The attackers primarily stole business files from a shared network drive used to store current and historical documents, as well as a drive associated with a web-based tool Citrix uses in its consulting practice.

The attackers also accessed individual virtual drives and company email accounts for a “very limited” number of users, the vendor said.

Citrix said there was no breach of security in any of its products or cloud services, nor were any of its products exploited to gain unauthorised access.

Since the breach, Citrix has performed a global password reset, improved internal password management and strengthened password protocols.

It also deployed endpoint agent technology from FireEye across its systems.

Citrix chief executive David Henshall said he was now focused on “fostering a security culture at Citrix that prioritises prevention and also ensure that we detect and respond effectively to any future incidents.”

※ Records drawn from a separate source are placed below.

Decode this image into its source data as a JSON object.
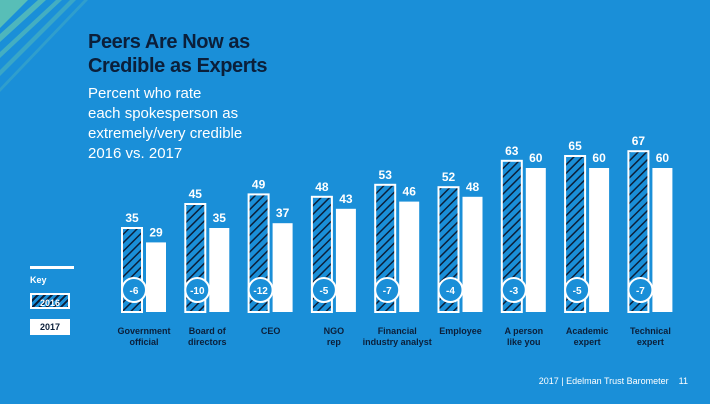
{
  "title_lines": [
    "Peers Are Now as",
    "Credible as Experts"
  ],
  "subtitle_lines": [
    "Percent who rate",
    "each spokesperson as",
    "extremely/very credible",
    "2016 vs. 2017"
  ],
  "key": {
    "title": "Key",
    "label_2016": "2016",
    "label_2017": "2017"
  },
  "footer": {
    "source": "2017 | Edelman Trust Barometer",
    "page": "11"
  },
  "colors": {
    "background": "#1a8fd8",
    "dark": "#0b1f3a",
    "white": "#ffffff",
    "deco": "#5fc3b4"
  },
  "chart_data": {
    "type": "bar",
    "title": "Peers Are Now as Credible as Experts",
    "categories": [
      [
        "Government",
        "official"
      ],
      [
        "Board of",
        "directors"
      ],
      [
        "CEO"
      ],
      [
        "NGO",
        "rep"
      ],
      [
        "Financial",
        "industry analyst"
      ],
      [
        "Employee"
      ],
      [
        "A person",
        "like you"
      ],
      [
        "Academic",
        "expert"
      ],
      [
        "Technical",
        "expert"
      ]
    ],
    "series": [
      {
        "name": "2016",
        "values": [
          35,
          45,
          49,
          48,
          53,
          52,
          63,
          65,
          67
        ]
      },
      {
        "name": "2017",
        "values": [
          29,
          35,
          37,
          43,
          46,
          48,
          60,
          60,
          60
        ]
      }
    ],
    "change": [
      "-6",
      "-10",
      "-12",
      "-5",
      "-7",
      "-4",
      "-3",
      "-5",
      "-7"
    ],
    "ylim": [
      0,
      100
    ],
    "legend": "bottom-left"
  }
}
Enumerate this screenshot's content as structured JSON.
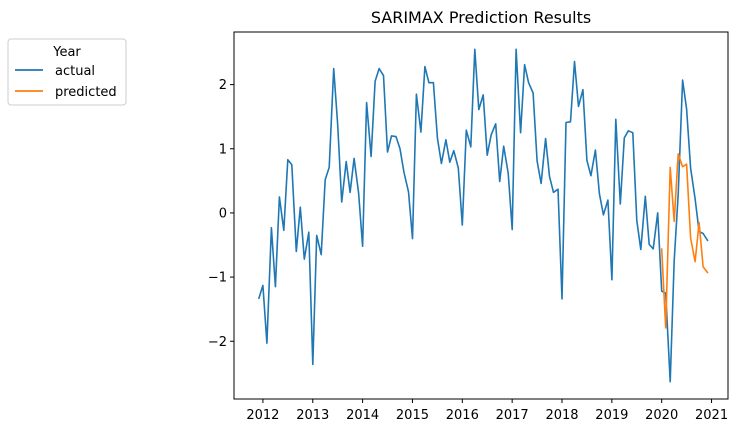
{
  "chart_data": {
    "type": "line",
    "title": "SARIMAX Prediction Results",
    "xlabel": "",
    "ylabel": "",
    "xlim": [
      2011.42,
      2021.33
    ],
    "ylim": [
      -2.9,
      2.82
    ],
    "x_ticks": [
      2012,
      2013,
      2014,
      2015,
      2016,
      2017,
      2018,
      2019,
      2020,
      2021
    ],
    "x_tick_labels": [
      "2012",
      "2013",
      "2014",
      "2015",
      "2016",
      "2017",
      "2018",
      "2019",
      "2020",
      "2021"
    ],
    "y_ticks": [
      -2,
      -1,
      0,
      1,
      2
    ],
    "y_tick_labels": [
      "−2",
      "−1",
      "0",
      "1",
      "2"
    ],
    "grid": false,
    "legend": {
      "title": "Year",
      "placement": "outside-upper-left"
    },
    "series": [
      {
        "name": "actual",
        "color": "#1f77b4",
        "x": [
          2011.92,
          2012.0,
          2012.08,
          2012.17,
          2012.25,
          2012.33,
          2012.42,
          2012.5,
          2012.58,
          2012.67,
          2012.75,
          2012.83,
          2012.92,
          2013.0,
          2013.08,
          2013.17,
          2013.25,
          2013.33,
          2013.42,
          2013.5,
          2013.58,
          2013.67,
          2013.75,
          2013.83,
          2013.92,
          2014.0,
          2014.08,
          2014.17,
          2014.25,
          2014.33,
          2014.42,
          2014.5,
          2014.58,
          2014.67,
          2014.75,
          2014.83,
          2014.92,
          2015.0,
          2015.08,
          2015.17,
          2015.25,
          2015.33,
          2015.42,
          2015.5,
          2015.58,
          2015.67,
          2015.75,
          2015.83,
          2015.92,
          2016.0,
          2016.08,
          2016.17,
          2016.25,
          2016.33,
          2016.42,
          2016.5,
          2016.58,
          2016.67,
          2016.75,
          2016.83,
          2016.92,
          2017.0,
          2017.08,
          2017.17,
          2017.25,
          2017.33,
          2017.42,
          2017.5,
          2017.58,
          2017.67,
          2017.75,
          2017.83,
          2017.92,
          2018.0,
          2018.08,
          2018.17,
          2018.25,
          2018.33,
          2018.42,
          2018.5,
          2018.58,
          2018.67,
          2018.75,
          2018.83,
          2018.92,
          2019.0,
          2019.08,
          2019.17,
          2019.25,
          2019.33,
          2019.42,
          2019.5,
          2019.58,
          2019.67,
          2019.75,
          2019.83,
          2019.92,
          2020.0,
          2020.08,
          2020.17,
          2020.25,
          2020.33,
          2020.42,
          2020.5,
          2020.58,
          2020.67,
          2020.75,
          2020.83,
          2020.92
        ],
        "y": [
          -1.33,
          -1.13,
          -2.03,
          -0.23,
          -1.15,
          0.25,
          -0.27,
          0.83,
          0.75,
          -0.6,
          0.09,
          -0.72,
          -0.3,
          -2.36,
          -0.35,
          -0.65,
          0.52,
          0.71,
          2.25,
          1.37,
          0.17,
          0.8,
          0.32,
          0.85,
          0.31,
          -0.52,
          1.72,
          0.88,
          2.05,
          2.25,
          2.14,
          0.95,
          1.2,
          1.19,
          1.0,
          0.63,
          0.33,
          -0.4,
          1.85,
          1.26,
          2.28,
          2.03,
          2.03,
          1.17,
          0.77,
          1.14,
          0.79,
          0.97,
          0.7,
          -0.19,
          1.29,
          1.03,
          2.55,
          1.61,
          1.84,
          0.9,
          1.22,
          1.39,
          0.49,
          1.04,
          0.62,
          -0.26,
          2.55,
          1.25,
          2.31,
          2.03,
          1.87,
          0.81,
          0.46,
          1.16,
          0.57,
          0.32,
          0.37,
          -1.34,
          1.41,
          1.42,
          2.36,
          1.66,
          1.92,
          0.82,
          0.58,
          0.98,
          0.3,
          -0.03,
          0.2,
          -1.04,
          1.46,
          0.14,
          1.17,
          1.28,
          1.25,
          -0.12,
          -0.57,
          0.26,
          -0.49,
          -0.56,
          0.0,
          -1.22,
          -1.25,
          -2.63,
          -0.74,
          0.29,
          2.07,
          1.62,
          0.7,
          0.22,
          -0.29,
          -0.32,
          -0.43
        ]
      },
      {
        "name": "predicted",
        "color": "#ff7f0e",
        "x": [
          2020.0,
          2020.08,
          2020.17,
          2020.25,
          2020.33,
          2020.42,
          2020.5,
          2020.58,
          2020.67,
          2020.75,
          2020.83,
          2020.92
        ],
        "y": [
          -0.56,
          -1.79,
          0.71,
          -0.13,
          0.92,
          0.72,
          0.76,
          -0.39,
          -0.76,
          -0.15,
          -0.84,
          -0.93
        ]
      }
    ]
  }
}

“Further, we improved our logging at the firewall, increased our data exfiltration monitoring capabilities, and eliminated internal access to non-essential web-based services along with disabling non-essential data transfer pathways.”

As well it should: password spraying is an old and well-understood form of attack that is often combated with the simple precaution of limiting the number of login attempts that will be accepted over a set period.

For Citrix not to have such controls in place is a long way short of known best practice.

The cybersecurity committee formed in response to the breach will also become a permanent fixture of Citrix’s governance model.